Tuesday, June 18, 2013
From staff reports
While Patco Construction Co. owners Mark and Greg Patterson were focused on the success of their small business in Sanford, cyber thieves were helping themselves to a cut of the profits.
The hits were quick and the withdrawals significant: from $57,000 to $116,000 each over eight days.
It took Ocean Bank six days to notify Mark Patterson of the first irregular withdrawal from the company's e-banking account, but by that time, a little more than $476,888 had been siphoned -- an amount that would ultimately grow to nearly $589,000.
When the bank refused to take responsibility for more than half of the loss, Patco went to court. The company lost the first round, when a U.S. District Court judge ruled in favor of the bank.
But last week, the U.S. Court of Appeals for the First Circuit reversed that ruling, saying the bank lacked a reasonable security measure to safeguard online banking for its business customers.
The ruling is the first to address the issue and could set a precedent nationwide for a bank's level of responsibility to protect businesses' accounts online, said Dan Mitchell, an attorney with the Portland law firm of Bernstein Shur.
"Any small business in any state that finds itself in a lawsuit with its bank over whether reasonable security procedures were used in online banking fraud will turn to this case," said Mitchell, who represents Patco. "That's not to say this ruling comes down heavily on one side or another, but it is clearly an important guidepost for this type of situation."
Ocean Bank's attorney Brenda Sharton, of Boston's Goodwin Procter law firm, declined to comment on the appeals court ruling because the case remains pending.
The appeals court also remanded other disputed issues in the case back to the trial court to resolve.
In the Patco incident, which occurred in early May 2009, the bank was able to block or recover $243,406, but left Patco responsible for recovering the remaining $345,444, court documents state.
The bank convinced the trial court in 2011 that it had reasonable security procedures that were followed when the theft occurred, and that therefore the risk of a loss shifted to Patco, as stipulated in the bank's agreement with the company.
The bank had a multifactor-authentication system, which used a password and challenge questions to access the account.

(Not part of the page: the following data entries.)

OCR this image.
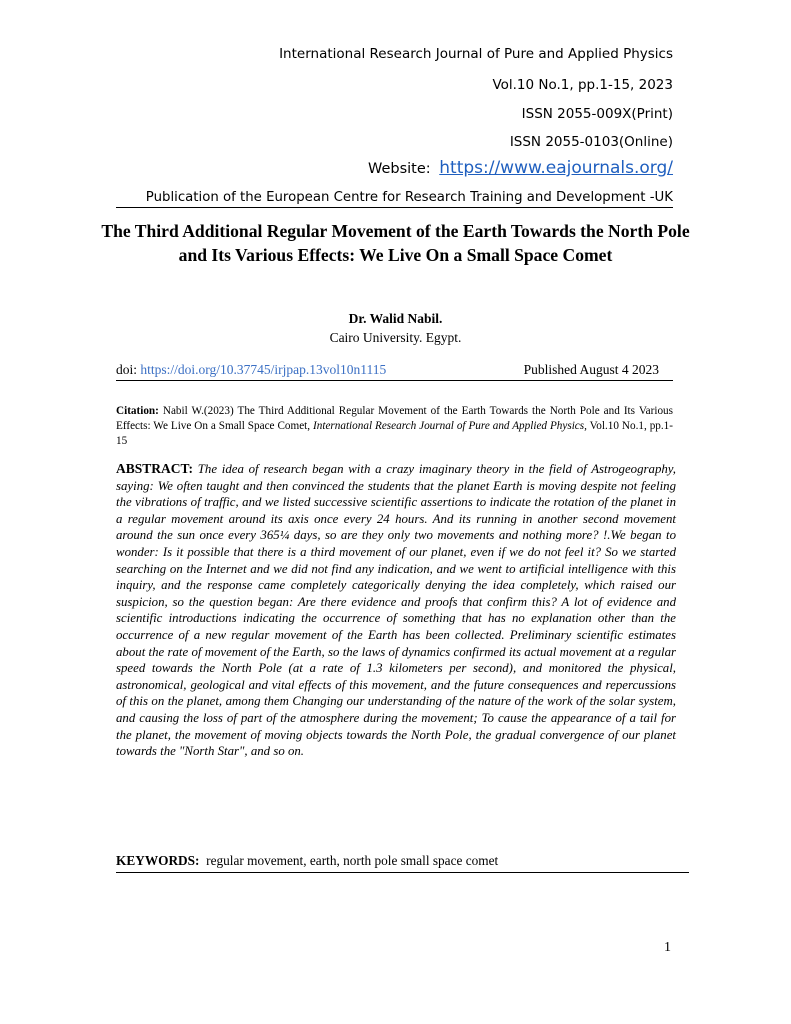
International Research Journal of Pure and Applied Physics
Vol.10 No.1, pp.1-15, 2023
ISSN 2055-009X(Print)
ISSN 2055-0103(Online)
Website: https://www.eajournals.org/
Publication of the European Centre for Research Training and Development -UK
The Third Additional Regular Movement of the Earth Towards the North Pole and Its Various Effects: We Live On a Small Space Comet
Dr. Walid Nabil.
Cairo University. Egypt.
doi: https://doi.org/10.37745/irjpap.13vol10n1115	Published August 4 2023
Citation: Nabil W.(2023) The Third Additional Regular Movement of the Earth Towards the North Pole and Its Various Effects: We Live On a Small Space Comet, International Research Journal of Pure and Applied Physics, Vol.10 No.1, pp.1-15
ABSTRACT: The idea of research began with a crazy imaginary theory in the field of Astrogeography, saying: We often taught and then convinced the students that the planet Earth is moving despite not feeling the vibrations of traffic, and we listed successive scientific assertions to indicate the rotation of the planet in a regular movement around its axis once every 24 hours. And its running in another second movement around the sun once every 365¼ days, so are they only two movements and nothing more? !.We began to wonder: Is it possible that there is a third movement of our planet, even if we do not feel it? So we started searching on the Internet and we did not find any indication, and we went to artificial intelligence with this inquiry, and the response came completely categorically denying the idea completely, which raised our suspicion, so the question began: Are there evidence and proofs that confirm this? A lot of evidence and scientific introductions indicating the occurrence of something that has no explanation other than the occurrence of a new regular movement of the Earth has been collected. Preliminary scientific estimates about the rate of movement of the Earth, so the laws of dynamics confirmed its actual movement at a regular speed towards the North Pole (at a rate of 1.3 kilometers per second), and monitored the physical, astronomical, geological and vital effects of this movement, and the future consequences and repercussions of this on the planet, among them Changing our understanding of the nature of the work of the solar system, and causing the loss of part of the atmosphere during the movement; To cause the appearance of a tail for the planet, the movement of moving objects towards the North Pole, the gradual convergence of our planet towards the "North Star", and so on.
KEYWORDS: regular movement, earth, north pole small space comet
1
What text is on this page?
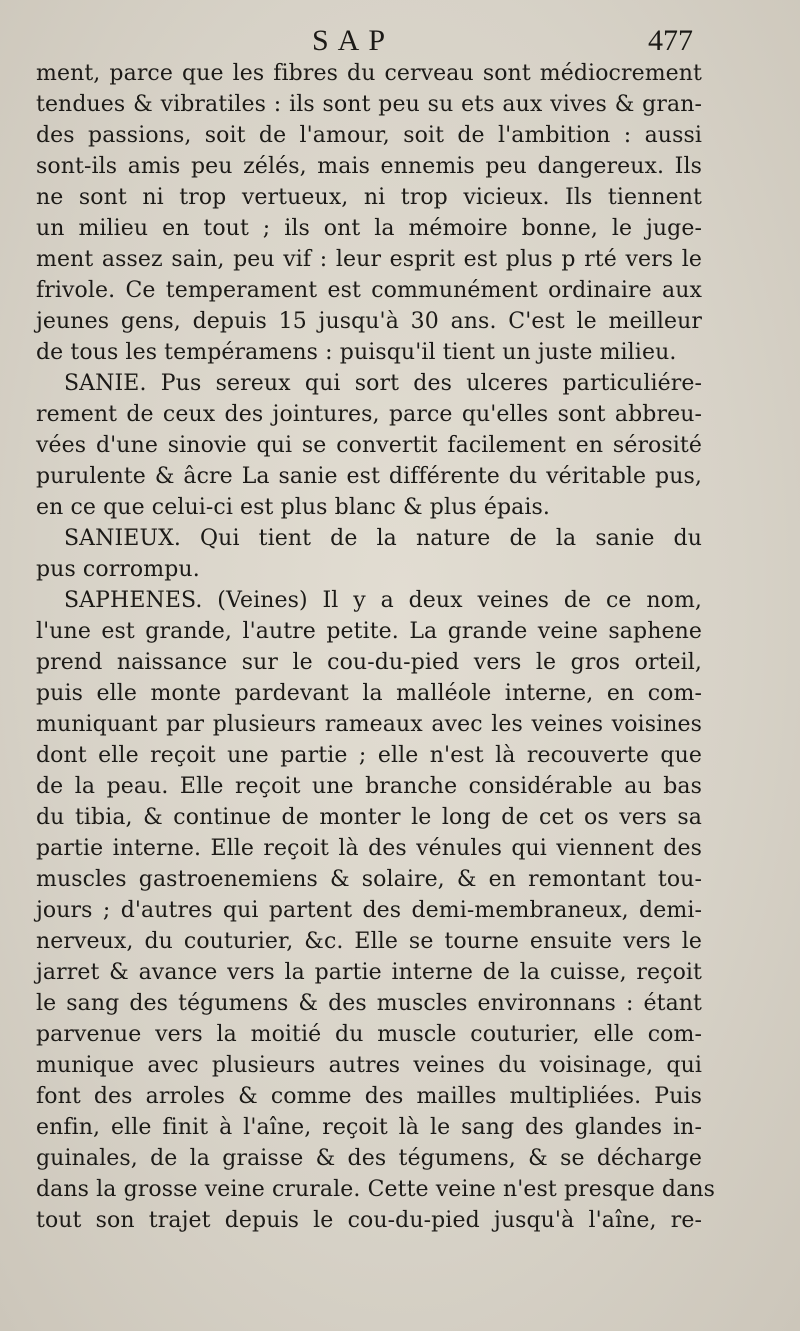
SAP	477
ment, parce que les fibres du cerveau sont médiocrement
tendues & vibratiles : ils sont peu su ets aux vives & gran-
des passions, soit de l'amour, soit de l'ambition : aussi
sont-ils amis peu zélés, mais ennemis peu dangereux. Ils
ne sont ni trop vertueux, ni trop vicieux. Ils tiennent
un milieu en tout ; ils ont la mémoire bonne, le juge-
ment assez sain, peu vif : leur esprit est plus p rté vers le
frivole. Ce temperament est communément ordinaire aux
jeunes gens, depuis 15 jusqu'à 30 ans. C'est le meilleur
de tous les tempéramens : puisqu'il tient un juste milieu.
SANIE. Pus sereux qui sort des ulceres particuliére-
rement de ceux des jointures, parce qu'elles sont abbreu-
vées d'une sinovie qui se convertit facilement en sérosité
purulente & âcre La sanie est différente du véritable pus,
en ce que celui-ci est plus blanc & plus épais.
SANIEUX. Qui tient de la nature de la sanie du
pus corrompu.
SAPHENES. (Veines) Il y a deux veines de ce nom,
l'une est grande, l'autre petite. La grande veine saphene
prend naissance sur le cou-du-pied vers le gros orteil,
puis elle monte pardevant la malléole interne, en com-
muniquant par plusieurs rameaux avec les veines voisines
dont elle reçoit une partie ; elle n'est là recouverte que
de la peau. Elle reçoit une branche considérable au bas
du tibia, & continue de monter le long de cet os vers sa
partie interne. Elle reçoit là des vénules qui viennent des
muscles gastroenemiens & solaire, & en remontant tou-
jours ; d'autres qui partent des demi-membraneux, demi-
nerveux, du couturier, &c. Elle se tourne ensuite vers le
jarret & avance vers la partie interne de la cuisse, reçoit
le sang des tégumens & des muscles environnans : étant
parvenue vers la moitié du muscle couturier, elle com-
munique avec plusieurs autres veines du voisinage, qui
font des arroles & comme des mailles multipliées. Puis
enfin, elle finit à l'aîne, reçoit là le sang des glandes in-
guinales, de la graisse & des tégumens, & se décharge
dans la grosse veine crurale. Cette veine n'est presque dans
tout son trajet depuis le cou-du-pied jusqu'à l'aîne, re-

The bank also provided account activity email alerts to its e-banking customers, the court documents state.
"The bank is saying we should have caught the activity," said Patco's co-owner, Mark Patterson. "They asked me if I reconciled my online bank account every day and I told them, 'No. I do it every month like I've always done it.' "
Patterson said the bank claims I should have had an information technology expert on site, "but small businesses may not have that. I certainly don't."
He said he tried to settle with the bank for a little more than $250,000, but the bank refused.
Mitchell, Patco's attorney, said it is clear the bank failed to adequately protect its customer.
It not only lacked "reasonable" security measures for the site, but failed to properly monitor its system, which generated "red flags" on these transactions, he said.
Mitchell said that because the withdrawals drastically veered from the characteristics of Patco's online banking activity, company officials should have been notified immediately.
The bank's system asked the questions every time the account was accessed.
Mitchell said there is no federal law that protects business bank customers from cyber fraud, as there is for individual customers.
But, businesses operate under a state law that basically sets up a contract to address electronic funds and how risk of loss is allocated in situations like this, he said. The law is generally the same in states across the nation because businesses do banking across state lines.
Mitchell said that under the law the bank bears the risk of loss in the first instance. After that, the bank can shift the burden of loss if it has an agreement with the customer that it is going to use a set of security measures, that the measures and procedures are reasonable, and that the procedures are followed.
"The reality in this, given the way technology is advancing and given the techniques used by cyber thieves, is that to think that the average small business is in a better position than an individual consumer to police this stuff probably doesn't hold true," Mitchell said.